Avunuyorum derken, avutan bir şarkıda avunmayan insanın kalbinin dili dışarda, kalbinin gözlerinde sırrı dökülmüş aynaların cam kırıkları canına batıyor ve sadece onlarla konuşuyor, onu duyduklarına değil, duymadıklarına ikna oluyor, şarkı her bittiğinde insan.

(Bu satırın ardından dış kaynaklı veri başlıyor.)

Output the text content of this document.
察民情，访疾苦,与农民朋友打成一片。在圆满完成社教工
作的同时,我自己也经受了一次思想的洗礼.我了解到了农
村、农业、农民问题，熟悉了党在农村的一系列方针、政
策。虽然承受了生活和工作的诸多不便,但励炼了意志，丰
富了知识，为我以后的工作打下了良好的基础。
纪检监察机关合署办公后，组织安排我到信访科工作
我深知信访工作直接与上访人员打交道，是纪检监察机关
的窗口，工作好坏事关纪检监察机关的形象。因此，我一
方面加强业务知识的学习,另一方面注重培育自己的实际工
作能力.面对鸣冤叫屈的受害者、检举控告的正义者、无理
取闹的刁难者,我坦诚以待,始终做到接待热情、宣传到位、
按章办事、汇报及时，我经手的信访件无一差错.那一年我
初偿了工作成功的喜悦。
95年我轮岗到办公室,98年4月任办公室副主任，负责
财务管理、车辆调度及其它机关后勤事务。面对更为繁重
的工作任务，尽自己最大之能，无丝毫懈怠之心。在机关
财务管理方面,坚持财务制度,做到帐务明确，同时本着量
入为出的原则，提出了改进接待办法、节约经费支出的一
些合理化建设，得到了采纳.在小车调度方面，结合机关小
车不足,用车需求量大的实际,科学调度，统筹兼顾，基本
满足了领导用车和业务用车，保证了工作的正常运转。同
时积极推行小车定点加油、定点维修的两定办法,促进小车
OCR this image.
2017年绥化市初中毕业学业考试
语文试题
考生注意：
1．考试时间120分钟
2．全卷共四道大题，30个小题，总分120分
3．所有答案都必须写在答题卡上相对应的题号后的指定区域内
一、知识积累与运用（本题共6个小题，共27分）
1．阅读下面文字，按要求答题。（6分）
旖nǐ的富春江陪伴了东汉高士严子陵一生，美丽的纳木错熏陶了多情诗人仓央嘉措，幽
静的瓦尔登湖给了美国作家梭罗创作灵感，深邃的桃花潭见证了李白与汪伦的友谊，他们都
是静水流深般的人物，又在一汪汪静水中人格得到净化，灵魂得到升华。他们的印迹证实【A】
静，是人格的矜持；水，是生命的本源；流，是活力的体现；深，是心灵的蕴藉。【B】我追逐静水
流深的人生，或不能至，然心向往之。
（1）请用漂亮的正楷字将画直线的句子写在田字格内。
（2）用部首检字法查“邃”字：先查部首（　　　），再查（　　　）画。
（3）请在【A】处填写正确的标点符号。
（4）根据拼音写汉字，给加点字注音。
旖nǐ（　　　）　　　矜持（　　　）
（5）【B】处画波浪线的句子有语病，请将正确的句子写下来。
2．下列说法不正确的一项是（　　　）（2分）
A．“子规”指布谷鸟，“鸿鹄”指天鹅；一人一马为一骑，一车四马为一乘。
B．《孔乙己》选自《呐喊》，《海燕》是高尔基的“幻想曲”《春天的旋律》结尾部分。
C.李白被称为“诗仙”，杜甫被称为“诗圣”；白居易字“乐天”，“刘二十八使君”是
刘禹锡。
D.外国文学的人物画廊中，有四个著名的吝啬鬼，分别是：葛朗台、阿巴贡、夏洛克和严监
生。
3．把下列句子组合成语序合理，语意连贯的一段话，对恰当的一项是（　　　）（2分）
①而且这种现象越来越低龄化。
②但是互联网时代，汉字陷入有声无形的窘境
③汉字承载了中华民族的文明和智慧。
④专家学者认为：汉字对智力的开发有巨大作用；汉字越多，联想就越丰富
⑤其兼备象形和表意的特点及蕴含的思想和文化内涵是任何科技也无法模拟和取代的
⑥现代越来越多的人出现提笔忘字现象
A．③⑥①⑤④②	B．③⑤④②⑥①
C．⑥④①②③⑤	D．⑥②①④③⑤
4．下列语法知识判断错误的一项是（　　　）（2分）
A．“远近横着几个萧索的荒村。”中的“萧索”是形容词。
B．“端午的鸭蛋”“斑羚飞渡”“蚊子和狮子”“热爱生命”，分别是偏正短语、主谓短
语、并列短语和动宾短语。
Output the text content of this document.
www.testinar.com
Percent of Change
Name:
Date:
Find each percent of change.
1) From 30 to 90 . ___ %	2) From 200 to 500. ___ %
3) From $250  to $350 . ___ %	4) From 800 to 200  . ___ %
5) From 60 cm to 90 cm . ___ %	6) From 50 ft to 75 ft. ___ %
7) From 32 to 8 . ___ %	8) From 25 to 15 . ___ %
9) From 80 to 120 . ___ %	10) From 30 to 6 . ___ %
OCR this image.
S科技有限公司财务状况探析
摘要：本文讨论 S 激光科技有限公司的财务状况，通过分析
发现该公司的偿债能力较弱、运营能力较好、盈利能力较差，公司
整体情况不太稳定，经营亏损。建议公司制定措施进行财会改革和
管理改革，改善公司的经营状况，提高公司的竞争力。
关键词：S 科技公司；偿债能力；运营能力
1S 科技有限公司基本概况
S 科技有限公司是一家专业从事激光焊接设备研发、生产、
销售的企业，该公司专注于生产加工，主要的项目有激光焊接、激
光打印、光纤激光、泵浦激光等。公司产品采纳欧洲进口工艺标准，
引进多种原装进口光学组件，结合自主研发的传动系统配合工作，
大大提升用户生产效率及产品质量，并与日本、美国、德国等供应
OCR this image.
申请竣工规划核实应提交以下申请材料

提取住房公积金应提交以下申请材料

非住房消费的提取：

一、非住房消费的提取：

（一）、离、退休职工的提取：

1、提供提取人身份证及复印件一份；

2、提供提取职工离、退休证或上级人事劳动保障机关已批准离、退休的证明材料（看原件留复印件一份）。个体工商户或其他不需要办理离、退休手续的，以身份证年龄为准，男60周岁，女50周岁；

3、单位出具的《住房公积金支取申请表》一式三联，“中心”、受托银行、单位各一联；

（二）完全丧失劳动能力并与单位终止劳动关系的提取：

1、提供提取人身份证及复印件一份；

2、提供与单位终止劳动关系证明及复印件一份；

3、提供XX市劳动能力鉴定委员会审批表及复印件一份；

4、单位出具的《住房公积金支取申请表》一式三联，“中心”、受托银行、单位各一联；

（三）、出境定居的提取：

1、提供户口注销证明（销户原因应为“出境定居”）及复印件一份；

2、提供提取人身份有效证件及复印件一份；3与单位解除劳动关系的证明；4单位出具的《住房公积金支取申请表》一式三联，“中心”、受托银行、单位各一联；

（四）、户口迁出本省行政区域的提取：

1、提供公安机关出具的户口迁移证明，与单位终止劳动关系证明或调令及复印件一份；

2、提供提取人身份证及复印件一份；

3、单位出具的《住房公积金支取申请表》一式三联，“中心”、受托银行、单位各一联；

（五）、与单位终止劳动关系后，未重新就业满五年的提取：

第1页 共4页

 Her hissin ömrü hissedenin kimyasına bağlı. Kısa ömürlü duygular ve ömrü yaşından da büyük duygular var.  Duygular eskidikçe, işinin ehli bir iç mimarın sanat eseri çıkıyor ortaya sanki.  Kimi şarkılar da eskidikçe, muhteşem mimarinin akustiği olarak his ve şarkı yağmurla toprağın birleşmesinden doğan muhteşem kokudan farksız genizde buruk bir tat bırakıyor. Duyguların da, şarkıların da kendine has kokuları olduğunu bilenler bilir. “Onlarla konuşuyorum”. Onlarla konuşurken ölü hayallerin hayaletleri doğdukları sokakların kaldırımlarını öpüyor. Doğmamış çocuklar büyümüş çocukların göz bebeklerinde kör ebe oynarken, şarkı yine bitiyor. Çekiliyor hisler zihnin saklambaç oynamayı en çok seven odasına. Maskeler takılıyor, hayat devam ediyor ya hani! Olabildiğince her gün yeniden başlıyor gün. Ölümüne verilmiş sözden dokunmuş kravatı boynunda hayatla dans ediyor insan. Unutuyor  ya da unutmuyor sevdiği şarkıların içinde pimi çekilmiş kıvılcımlardan öğrendiklerini; acı ile bazen dans edip bazen ağlayıp bazen de gülmeyi mesela...

Onlarla, şarkılarla konuşuyorum, ama onlar beni duysun diye değil işte, bizi duymamak için. DJ aç hayatın sesini,  biz de şarkılarınkini... Şarkıların sesinden duyulmasın sesi(m)n!